Public hearings scheduled for proposed Bedford budget
After five years of maintenance budgets, the 2013 budget calls for a $4.65 per $1,000 tax rate.
The public hearings will be held on Jan. 9 and 23 at 7 p.m. at 10 Meetinghouse Road.
Three budget items account for the tax hike. The state retirement system's 25-percent rate increase on town contributions resulted in a $143,000 spending increase, or 4 cents on the tax rate. The town also will need to make a first payment of $670,000, 20 cents on the tax rate, on an infrastructure bond passed by voters in 2011. And personnel and collective bargaining obligations approved in prior years account for an additional $225,000 of spending, or 6 cents.
Town manager Jesse Levine, the former town administrator in New London, took the helm in Bedford three months ago when the department heads had already submitted their budget requests to the interim town manager.
She said that given the down economy over the last five years, the town has worked hard to work under a maintenance budget and have minimal tax rate increases.
"But that's really caught up with us especially in terms of staffing," she said. "We're trying to do more with less while the town grows."
The total budget request is for $25,929,418, including nearly $1 million for sewers and $500,000 for special police details.

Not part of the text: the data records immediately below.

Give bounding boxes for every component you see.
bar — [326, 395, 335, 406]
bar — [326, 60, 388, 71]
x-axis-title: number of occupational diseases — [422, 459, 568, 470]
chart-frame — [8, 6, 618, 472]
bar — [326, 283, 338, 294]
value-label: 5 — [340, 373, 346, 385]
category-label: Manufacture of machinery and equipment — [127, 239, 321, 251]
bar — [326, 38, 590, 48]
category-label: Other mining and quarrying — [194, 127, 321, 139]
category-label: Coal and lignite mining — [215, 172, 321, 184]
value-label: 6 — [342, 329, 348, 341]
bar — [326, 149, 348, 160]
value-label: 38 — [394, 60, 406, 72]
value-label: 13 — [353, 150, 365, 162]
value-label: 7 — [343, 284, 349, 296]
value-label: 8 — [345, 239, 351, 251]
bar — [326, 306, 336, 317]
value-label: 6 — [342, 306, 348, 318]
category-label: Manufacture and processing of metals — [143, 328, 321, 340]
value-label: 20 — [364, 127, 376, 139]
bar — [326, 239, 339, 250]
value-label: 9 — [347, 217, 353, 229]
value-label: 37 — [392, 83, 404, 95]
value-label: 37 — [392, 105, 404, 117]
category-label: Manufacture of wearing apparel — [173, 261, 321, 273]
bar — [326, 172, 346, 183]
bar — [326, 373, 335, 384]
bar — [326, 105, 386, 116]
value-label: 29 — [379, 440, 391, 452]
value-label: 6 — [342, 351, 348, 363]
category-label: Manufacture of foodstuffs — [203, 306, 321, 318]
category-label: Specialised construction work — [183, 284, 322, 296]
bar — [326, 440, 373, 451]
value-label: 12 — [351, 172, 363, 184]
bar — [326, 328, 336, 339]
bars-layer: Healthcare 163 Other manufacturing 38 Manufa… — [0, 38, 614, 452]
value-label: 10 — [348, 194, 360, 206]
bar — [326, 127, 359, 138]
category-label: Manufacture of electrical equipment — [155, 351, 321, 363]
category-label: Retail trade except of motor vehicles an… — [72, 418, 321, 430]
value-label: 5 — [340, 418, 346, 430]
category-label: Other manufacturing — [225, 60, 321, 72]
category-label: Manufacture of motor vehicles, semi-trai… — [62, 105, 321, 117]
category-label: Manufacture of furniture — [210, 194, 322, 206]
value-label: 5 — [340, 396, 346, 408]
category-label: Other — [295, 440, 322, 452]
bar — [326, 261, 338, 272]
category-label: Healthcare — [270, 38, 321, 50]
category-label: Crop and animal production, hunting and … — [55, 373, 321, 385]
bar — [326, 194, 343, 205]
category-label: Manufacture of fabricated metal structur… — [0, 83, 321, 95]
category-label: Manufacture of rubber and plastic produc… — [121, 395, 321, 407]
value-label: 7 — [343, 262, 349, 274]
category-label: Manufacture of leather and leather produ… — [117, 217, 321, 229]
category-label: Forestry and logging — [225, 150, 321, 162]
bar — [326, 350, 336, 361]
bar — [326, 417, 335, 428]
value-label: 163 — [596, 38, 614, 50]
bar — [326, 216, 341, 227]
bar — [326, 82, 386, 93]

Additional items are included in the budget that Levine said will result in no increase in the tax rate. These include $35,948 to fund an executive assistant position in the Planning Department; $25,000 for a town-wide facilities maintenance service program; $62,000 to add a part-time administrative specialist and full-time patrol officer in the police department; and $31,000 for the full year expense of the engineer/technician at Public Works.
The new budget also contains a request for pay increases and equitability adjustments for non-union employees, who count as 47 of the town's 129 full-time employees. The current budget contains salary and benefit increases for the two-thirds of town employees covered by the collective bargaining agreement.

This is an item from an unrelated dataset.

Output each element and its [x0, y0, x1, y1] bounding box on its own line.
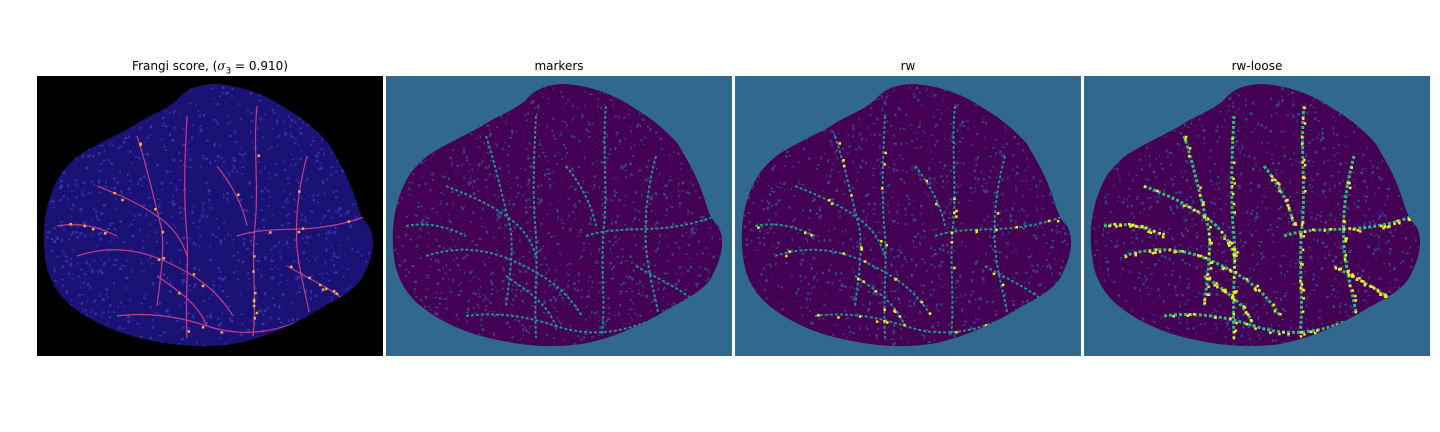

Other spending, including a $450,000 fire engine and four Public Works trucks for $403,500, are offset by fund reserves and expected grants.
Not offset by other sources is $1 million budgeted for road maintenance and other capital improvement projects.
The original budget presented by the department heads called for eight full-time and one part-time positions. Levine cut it to 3.5 positions, and the Town Council brought it to 2.5.
In all Levine cut $419,000 from the budget as presented by the departments, which would have resulted in a 54-cent tax increase, before the council cut another $340,000.
After going through the town manager and the council, the proposed 2013 tax rate represents a 30 cent increase from last year's $4.35.
Last year, the owner of a $200,000 property paid $8,700 in town taxes. This year the amount would increase to $9,300.
Roy Stewart of the Bedford Taxpayers Association said Levine is getting off on the wrong foot with the budget, which he said ignores a budgeting fundamental - don't spend more than you take in.
"It's not the spending; you've got to tie it to the revenue," Stewart said. "We are getting increased revenue because we have new buildings in town that are producing taxes, so there is an increase in revenue, so that's the amount you can increase your spending,"
Stewart said that there's no reason to increase the town's payroll in a sluggish economy.
"I guarantee you that there's somebody that can be eliminated because of the duplication of work, and there's no reason why town employees should be getting pay raises when the taxpayers who pay their salaries are not getting pay raises."
A final vote takes place at the budgetary town meeting on March 6 at 7 p.m. at the high school auditorium.
The school budget will go before voters on March 12.